Today, Tennessee Governor Bill Lee granted a one-year reprieve after halting the execution of Tony Carruthers. Carruthers, 57, was scheduled to be executed at 10am for a 1994 murder and kidnapping in Memphis, Tennessee. Lee halted the planned execution of Carruthers amid reported problems establishing IV access for the lethal injection.
The Tennessee Department of Correction said execution staff were unable to establish the backup IV line required under the state’s lethal injection protocol. “Medical personnel quickly established a primary IV line; however, the team was unable to immediately establish a backup line pursuant to the lethal injection execution protocol. The team continued to follow the protocol, but could not find another suitable vein. The team attempted to insert a central line pursuant to the protocol, but the procedure was unsuccessful. The execution was then called off.” TDOC said in a statement.
Earlier today, Carruthers’ attorneys said officials struggled for about an hour to find a vein before the execution was halted. Maria DeLiberato, senior counsel at the American Civil Liberties Union (ACLU)’s Capital Punishment Project who was present for the planned execution, told The Associated Press she watched officials spend roughly an hour attempting to establish IV access before the execution was halted.
DeLiberato said Carruthers was “wincing and groaning” during the process and described it as “horrible” to witness. “Permitting Tony Carruthers’s execution to move forward without ordering DNA testing was already a profound injustice,” DeLiberato said in the statement. “Today, that injustice became outright barbaric after Mr. Carruthers was subject to a botched execution attempt.”

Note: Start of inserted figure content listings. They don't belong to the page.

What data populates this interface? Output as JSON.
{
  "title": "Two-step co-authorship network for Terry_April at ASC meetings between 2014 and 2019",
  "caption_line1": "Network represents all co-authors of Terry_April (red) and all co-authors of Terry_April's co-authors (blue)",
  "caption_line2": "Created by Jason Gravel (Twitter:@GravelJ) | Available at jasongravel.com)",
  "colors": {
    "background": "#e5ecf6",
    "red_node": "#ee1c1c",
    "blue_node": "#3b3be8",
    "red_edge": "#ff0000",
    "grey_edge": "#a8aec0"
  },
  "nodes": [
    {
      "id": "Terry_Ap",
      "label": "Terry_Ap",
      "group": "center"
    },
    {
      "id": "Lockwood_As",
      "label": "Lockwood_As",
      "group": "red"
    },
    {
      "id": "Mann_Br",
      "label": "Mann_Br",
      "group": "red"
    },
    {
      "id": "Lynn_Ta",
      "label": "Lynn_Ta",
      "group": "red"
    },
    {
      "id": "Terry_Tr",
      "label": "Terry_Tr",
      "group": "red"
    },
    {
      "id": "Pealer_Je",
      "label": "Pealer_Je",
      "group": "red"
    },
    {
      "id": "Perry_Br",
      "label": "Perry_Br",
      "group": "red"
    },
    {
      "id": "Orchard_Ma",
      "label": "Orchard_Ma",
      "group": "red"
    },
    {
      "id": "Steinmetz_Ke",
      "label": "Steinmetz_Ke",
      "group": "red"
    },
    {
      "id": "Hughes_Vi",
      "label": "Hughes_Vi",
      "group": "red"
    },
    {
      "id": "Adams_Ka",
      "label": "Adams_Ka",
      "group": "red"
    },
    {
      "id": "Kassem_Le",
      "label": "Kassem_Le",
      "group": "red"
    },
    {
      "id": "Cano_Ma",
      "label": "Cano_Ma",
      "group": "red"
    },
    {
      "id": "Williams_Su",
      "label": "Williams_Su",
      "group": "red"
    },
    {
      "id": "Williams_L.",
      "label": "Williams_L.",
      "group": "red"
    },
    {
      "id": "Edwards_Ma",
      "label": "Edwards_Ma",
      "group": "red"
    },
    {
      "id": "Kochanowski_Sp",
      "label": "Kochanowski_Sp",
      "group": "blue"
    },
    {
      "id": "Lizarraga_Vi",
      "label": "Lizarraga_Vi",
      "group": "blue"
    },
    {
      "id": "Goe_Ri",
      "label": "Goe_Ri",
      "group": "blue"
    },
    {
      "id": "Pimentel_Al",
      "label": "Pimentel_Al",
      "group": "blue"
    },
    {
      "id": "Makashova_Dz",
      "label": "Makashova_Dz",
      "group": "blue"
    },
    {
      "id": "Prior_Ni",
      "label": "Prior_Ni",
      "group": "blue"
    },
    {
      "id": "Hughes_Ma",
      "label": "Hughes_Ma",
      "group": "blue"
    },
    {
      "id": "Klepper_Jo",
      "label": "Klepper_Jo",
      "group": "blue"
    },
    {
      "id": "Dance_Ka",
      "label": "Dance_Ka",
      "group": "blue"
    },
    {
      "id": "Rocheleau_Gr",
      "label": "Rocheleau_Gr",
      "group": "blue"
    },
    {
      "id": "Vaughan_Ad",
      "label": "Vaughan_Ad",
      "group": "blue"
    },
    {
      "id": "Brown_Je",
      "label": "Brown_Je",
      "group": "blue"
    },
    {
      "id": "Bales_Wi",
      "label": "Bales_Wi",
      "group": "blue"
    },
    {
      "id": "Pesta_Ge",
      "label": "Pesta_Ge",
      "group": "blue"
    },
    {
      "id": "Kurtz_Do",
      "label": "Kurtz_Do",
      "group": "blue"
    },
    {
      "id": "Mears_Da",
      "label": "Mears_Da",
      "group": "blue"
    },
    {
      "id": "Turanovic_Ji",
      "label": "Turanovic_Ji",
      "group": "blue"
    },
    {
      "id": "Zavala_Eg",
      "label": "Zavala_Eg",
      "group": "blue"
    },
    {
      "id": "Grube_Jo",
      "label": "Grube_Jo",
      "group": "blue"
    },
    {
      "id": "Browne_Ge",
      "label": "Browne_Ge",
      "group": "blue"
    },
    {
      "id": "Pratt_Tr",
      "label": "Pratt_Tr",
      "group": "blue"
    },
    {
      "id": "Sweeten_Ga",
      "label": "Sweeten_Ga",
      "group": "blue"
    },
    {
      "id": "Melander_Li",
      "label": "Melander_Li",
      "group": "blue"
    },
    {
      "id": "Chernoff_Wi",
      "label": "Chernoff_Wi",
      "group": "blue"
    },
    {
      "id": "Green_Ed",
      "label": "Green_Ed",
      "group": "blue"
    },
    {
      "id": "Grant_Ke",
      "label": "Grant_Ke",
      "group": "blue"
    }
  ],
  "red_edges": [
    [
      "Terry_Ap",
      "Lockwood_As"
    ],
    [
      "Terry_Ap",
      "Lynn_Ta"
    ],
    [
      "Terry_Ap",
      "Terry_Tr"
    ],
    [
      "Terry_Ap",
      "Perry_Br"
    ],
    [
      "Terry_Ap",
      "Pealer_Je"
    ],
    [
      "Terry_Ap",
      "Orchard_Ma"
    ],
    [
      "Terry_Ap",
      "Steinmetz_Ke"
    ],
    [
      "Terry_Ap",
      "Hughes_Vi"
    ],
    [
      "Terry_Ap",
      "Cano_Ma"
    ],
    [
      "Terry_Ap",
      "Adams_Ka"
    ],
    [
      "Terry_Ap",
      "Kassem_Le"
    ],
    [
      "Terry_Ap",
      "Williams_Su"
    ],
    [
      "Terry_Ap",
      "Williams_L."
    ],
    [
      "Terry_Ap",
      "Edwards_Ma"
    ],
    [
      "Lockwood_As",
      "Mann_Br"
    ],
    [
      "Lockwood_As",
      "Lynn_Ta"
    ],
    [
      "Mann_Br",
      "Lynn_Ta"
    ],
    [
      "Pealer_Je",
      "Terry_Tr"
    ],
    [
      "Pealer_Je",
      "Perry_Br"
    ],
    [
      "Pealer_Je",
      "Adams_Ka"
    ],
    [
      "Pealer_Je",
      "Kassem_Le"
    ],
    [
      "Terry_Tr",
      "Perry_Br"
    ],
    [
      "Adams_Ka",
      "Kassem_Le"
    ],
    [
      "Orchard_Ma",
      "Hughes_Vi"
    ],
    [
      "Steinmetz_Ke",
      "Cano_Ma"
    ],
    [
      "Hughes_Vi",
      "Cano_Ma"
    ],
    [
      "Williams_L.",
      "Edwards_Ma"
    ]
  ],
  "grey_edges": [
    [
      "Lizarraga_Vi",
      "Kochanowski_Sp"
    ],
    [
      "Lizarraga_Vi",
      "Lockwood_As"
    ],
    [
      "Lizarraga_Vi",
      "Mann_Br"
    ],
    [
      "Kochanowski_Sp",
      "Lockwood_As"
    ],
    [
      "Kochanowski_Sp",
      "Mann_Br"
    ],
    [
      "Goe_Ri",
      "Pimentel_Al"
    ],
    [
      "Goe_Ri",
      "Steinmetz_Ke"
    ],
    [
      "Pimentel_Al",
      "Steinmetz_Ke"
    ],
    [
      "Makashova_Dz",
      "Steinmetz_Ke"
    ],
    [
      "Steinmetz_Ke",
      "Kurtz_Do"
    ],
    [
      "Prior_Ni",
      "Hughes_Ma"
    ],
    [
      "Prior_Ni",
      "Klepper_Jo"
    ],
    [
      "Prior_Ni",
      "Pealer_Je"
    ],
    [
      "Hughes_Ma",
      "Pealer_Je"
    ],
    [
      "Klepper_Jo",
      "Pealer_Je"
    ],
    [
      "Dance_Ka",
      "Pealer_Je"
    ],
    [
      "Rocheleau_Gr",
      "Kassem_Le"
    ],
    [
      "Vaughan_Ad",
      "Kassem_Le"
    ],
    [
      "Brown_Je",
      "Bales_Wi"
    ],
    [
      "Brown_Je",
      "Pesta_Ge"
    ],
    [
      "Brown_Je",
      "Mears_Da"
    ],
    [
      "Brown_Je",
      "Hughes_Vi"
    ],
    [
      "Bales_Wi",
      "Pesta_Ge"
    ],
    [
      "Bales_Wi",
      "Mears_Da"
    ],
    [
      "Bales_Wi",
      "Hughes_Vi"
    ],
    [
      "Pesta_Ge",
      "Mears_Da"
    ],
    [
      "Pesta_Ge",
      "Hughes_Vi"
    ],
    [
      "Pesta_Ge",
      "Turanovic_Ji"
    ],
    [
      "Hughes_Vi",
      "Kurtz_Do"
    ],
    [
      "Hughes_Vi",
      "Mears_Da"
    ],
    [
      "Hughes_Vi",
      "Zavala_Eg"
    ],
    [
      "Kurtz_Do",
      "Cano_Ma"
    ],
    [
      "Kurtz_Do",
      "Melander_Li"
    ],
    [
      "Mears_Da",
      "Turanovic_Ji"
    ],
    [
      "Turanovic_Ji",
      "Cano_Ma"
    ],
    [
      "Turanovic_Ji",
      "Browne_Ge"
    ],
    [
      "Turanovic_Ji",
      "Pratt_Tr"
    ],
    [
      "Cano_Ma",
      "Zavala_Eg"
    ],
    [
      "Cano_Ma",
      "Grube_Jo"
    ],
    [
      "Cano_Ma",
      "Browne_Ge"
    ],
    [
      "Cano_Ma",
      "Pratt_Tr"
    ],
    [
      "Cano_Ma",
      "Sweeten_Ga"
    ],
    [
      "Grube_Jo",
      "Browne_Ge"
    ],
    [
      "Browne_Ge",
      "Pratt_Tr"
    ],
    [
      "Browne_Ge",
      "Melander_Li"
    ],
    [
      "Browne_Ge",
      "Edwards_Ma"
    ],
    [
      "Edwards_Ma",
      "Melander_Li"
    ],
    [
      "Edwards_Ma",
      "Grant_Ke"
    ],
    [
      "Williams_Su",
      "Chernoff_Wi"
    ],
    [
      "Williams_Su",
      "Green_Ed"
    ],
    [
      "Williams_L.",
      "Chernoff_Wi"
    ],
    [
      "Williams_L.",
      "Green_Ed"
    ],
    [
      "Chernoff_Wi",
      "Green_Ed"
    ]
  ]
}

Carruthers has maintained his innocence for more than 30 years and there has been no DNA evidence linking him to the crime. DeLiberato said the organization would continue pushing for forensic testing in the case, arguing Tennessee “cannot continue torturing a man while refusing to answer serious questions about his innocence.” The ACLU also said more than 130,000 people signed petitions supporting Carruthers and calling for additional testing.
“Today’s botched execution attempt of Tony Carruthers is horrifying but not surprising,” Stacy Rector, executive director of Tennesseans for Alternatives to the Death Penalty, said in a statement. “TADP has sounded the alarm for years about the serious problems with lethal injection and urged our state toward greater transparency so these problems can be addressed.”
Felony Murder Elimination Project wishes to share a message from the Faith Leaders of Color Coalition concerning today’s barbaric miscarriage of justice in Tennessee.

This is how the death penalty system really works; unprofessional, unreliable and inconsistent, even for those seeking justice through this abhorrent, flawed practice. When is enough, enough?
It is long past time to abolish the death penalty in the United States of America.